Extremists have been blamed after a cartoon featuring the prophet Mohammed with a bomb in his turban was put up in a housing office in Oldham.
The cartoon was put up in First Choice Homes Oldham's offices
The cartoon, which has sparked protests from Muslims worldwide since it was published in a Danish newspaper last year, appeared at First Choice Homes.
Managers acted quickly to remove it and have begun an inquiry.
Oldham was hit by race riots in 2001 when youths from the mainly Muslim Asian community fought white youths.
A number of measures have since been carried out in an effort to improve race relations in the town.

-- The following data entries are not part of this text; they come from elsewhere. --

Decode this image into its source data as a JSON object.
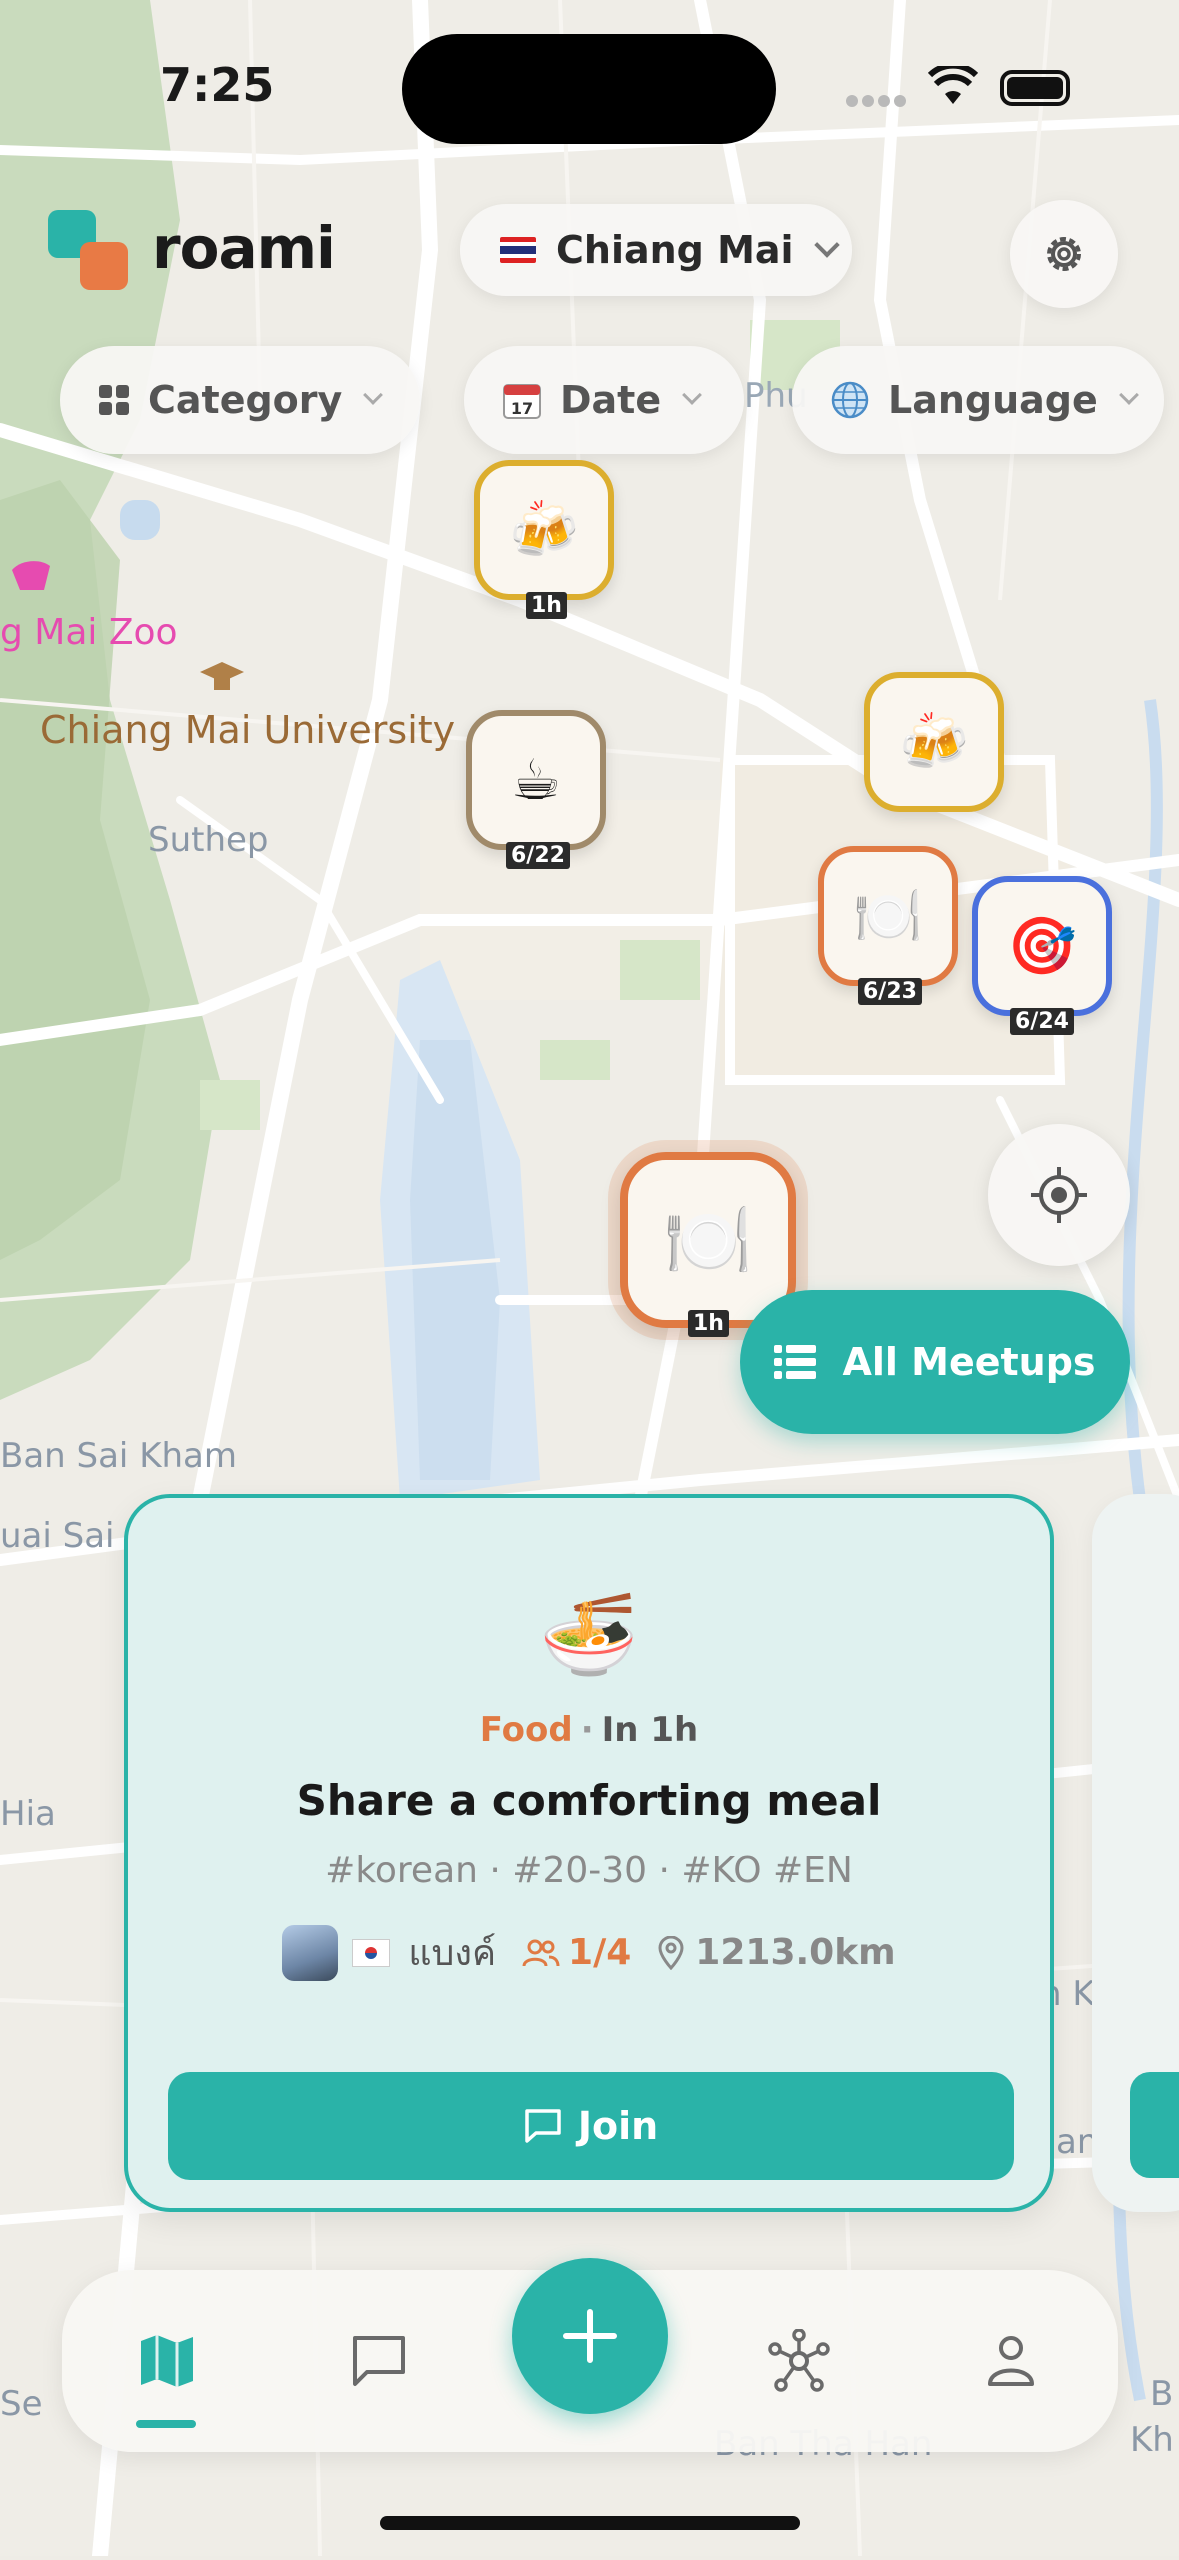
{
  "status_bar": {
    "time": "7:25"
  },
  "header": {
    "app_name": "roami",
    "city": "Chiang Mai"
  },
  "filters": {
    "category": "Category",
    "date": "Date",
    "language": "Language"
  },
  "map_labels": {
    "zoo": "g Mai Zoo",
    "university": "Chiang Mai University",
    "suthep": "Suthep",
    "phu": "Phu",
    "ban_sai_kham": "Ban Sai Kham",
    "uai_sai": "uai Sai",
    "hia": "Hia",
    "right_n": "n K",
    "right_an": "an",
    "left_se": "Se",
    "bottom_right": "B",
    "bottom_right2": "Kh",
    "bottom": "Ban Tha Han"
  },
  "markers": [
    {
      "icon": "beer",
      "label": "1h",
      "color": "#dcae2e"
    },
    {
      "icon": "coffee",
      "label": "6/22",
      "color": "#a08a6a"
    },
    {
      "icon": "beer",
      "label": "",
      "color": "#dcae2e"
    },
    {
      "icon": "plate",
      "label": "6/23",
      "color": "#e07a43"
    },
    {
      "icon": "target",
      "label": "6/24",
      "color": "#4a70dd"
    },
    {
      "icon": "plate",
      "label": "1h",
      "color": "#e07a43"
    }
  ],
  "actions": {
    "all_meetups": "All Meetups"
  },
  "card": {
    "emoji": "🍜",
    "category": "Food",
    "separator": "·",
    "when": "In 1h",
    "title": "Share a comforting meal",
    "tags": "#korean · #20-30 · #KO #EN",
    "host": "แบงค์",
    "attendees": "1/4",
    "distance": "1213.0km",
    "join_label": "Join"
  },
  "tabs": [
    {
      "icon": "map-icon",
      "active": true
    },
    {
      "icon": "chat-icon",
      "active": false
    },
    {
      "icon": "plus-icon",
      "active": false
    },
    {
      "icon": "network-icon",
      "active": false
    },
    {
      "icon": "profile-icon",
      "active": false
    }
  ],
  "colors": {
    "accent": "#2ab3a8",
    "food": "#e07a43",
    "card_bg": "#dff1ef"
  }
}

First Choice Homes - which runs the town's council housing - said the matter had been reported to police.
Steve Yorke, its Director of Management and Operations, said many staff had been offended by the cartoon.
"They were upset and angry but it's our job to demonstrate to all staff that we will not tolerate offensive literature, we will not tolerate posters of this kind which are designed to divide our staff and set staff against each other in whatever way shape or form," he said.

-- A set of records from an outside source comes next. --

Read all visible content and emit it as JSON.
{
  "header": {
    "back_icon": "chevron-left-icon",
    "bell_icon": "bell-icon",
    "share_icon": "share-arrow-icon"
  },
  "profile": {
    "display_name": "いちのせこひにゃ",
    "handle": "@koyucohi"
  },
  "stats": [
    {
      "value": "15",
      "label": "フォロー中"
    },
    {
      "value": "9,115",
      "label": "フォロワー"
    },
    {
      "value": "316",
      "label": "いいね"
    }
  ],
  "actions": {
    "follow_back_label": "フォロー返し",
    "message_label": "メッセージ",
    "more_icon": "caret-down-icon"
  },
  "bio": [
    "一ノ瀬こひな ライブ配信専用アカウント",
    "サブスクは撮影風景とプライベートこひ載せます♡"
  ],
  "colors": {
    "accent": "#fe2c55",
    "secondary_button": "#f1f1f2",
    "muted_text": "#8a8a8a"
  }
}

Oldham Council said the cartoon could be part of an attempt by right-wing extremists to increase tension ahead of council elections in May.

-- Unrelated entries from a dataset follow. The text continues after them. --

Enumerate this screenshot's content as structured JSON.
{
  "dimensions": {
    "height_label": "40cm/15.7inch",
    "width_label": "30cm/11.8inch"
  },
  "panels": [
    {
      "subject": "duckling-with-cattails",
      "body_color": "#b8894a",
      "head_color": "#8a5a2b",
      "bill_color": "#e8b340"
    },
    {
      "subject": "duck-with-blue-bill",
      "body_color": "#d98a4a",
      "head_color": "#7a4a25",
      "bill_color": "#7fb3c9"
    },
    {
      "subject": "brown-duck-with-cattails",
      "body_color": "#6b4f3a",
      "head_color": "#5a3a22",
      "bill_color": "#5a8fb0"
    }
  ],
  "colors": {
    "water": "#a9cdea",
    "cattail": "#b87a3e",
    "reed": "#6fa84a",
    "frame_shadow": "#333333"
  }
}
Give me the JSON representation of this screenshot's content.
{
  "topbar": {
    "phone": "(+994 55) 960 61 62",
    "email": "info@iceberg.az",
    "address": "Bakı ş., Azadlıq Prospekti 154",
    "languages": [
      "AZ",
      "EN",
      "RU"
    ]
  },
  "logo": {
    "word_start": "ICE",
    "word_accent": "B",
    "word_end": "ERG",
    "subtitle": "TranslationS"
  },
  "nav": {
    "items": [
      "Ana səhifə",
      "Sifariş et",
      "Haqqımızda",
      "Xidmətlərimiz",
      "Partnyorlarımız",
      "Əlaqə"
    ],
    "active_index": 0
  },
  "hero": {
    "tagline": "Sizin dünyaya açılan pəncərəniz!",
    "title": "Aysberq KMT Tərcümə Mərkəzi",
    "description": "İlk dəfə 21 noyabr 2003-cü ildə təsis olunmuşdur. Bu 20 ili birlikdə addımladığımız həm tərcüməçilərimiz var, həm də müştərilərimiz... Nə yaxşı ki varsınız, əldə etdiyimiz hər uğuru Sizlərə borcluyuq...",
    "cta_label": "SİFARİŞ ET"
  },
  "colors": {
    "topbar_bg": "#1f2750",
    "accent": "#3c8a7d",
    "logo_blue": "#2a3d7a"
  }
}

Chief executive Andrew Kilburn said: "Working in a diverse community such as Oldham, we are constantly aware of the need for vigilance against groups who would wish to exploit controversy for their own ends.
The cartoon has provoked protests worldwide
"We will respond very firmly, as will all our partners, to issues which cause offence and which seek to damage the community cohesion for which we have worked so hard."
Greater Manchester Police said they were treating the incident "extremely seriously" and were worried the incident could affect "community cohesion".
A spokeswoman said: "Greater Manchester Police treat any incitement of racial hatred extremely seriously and robustly investigate any such incidents that are reported to us.
"We will not tolerate any acts of racial discrimination and are committed to working with local communities to tackle any issues that may arise."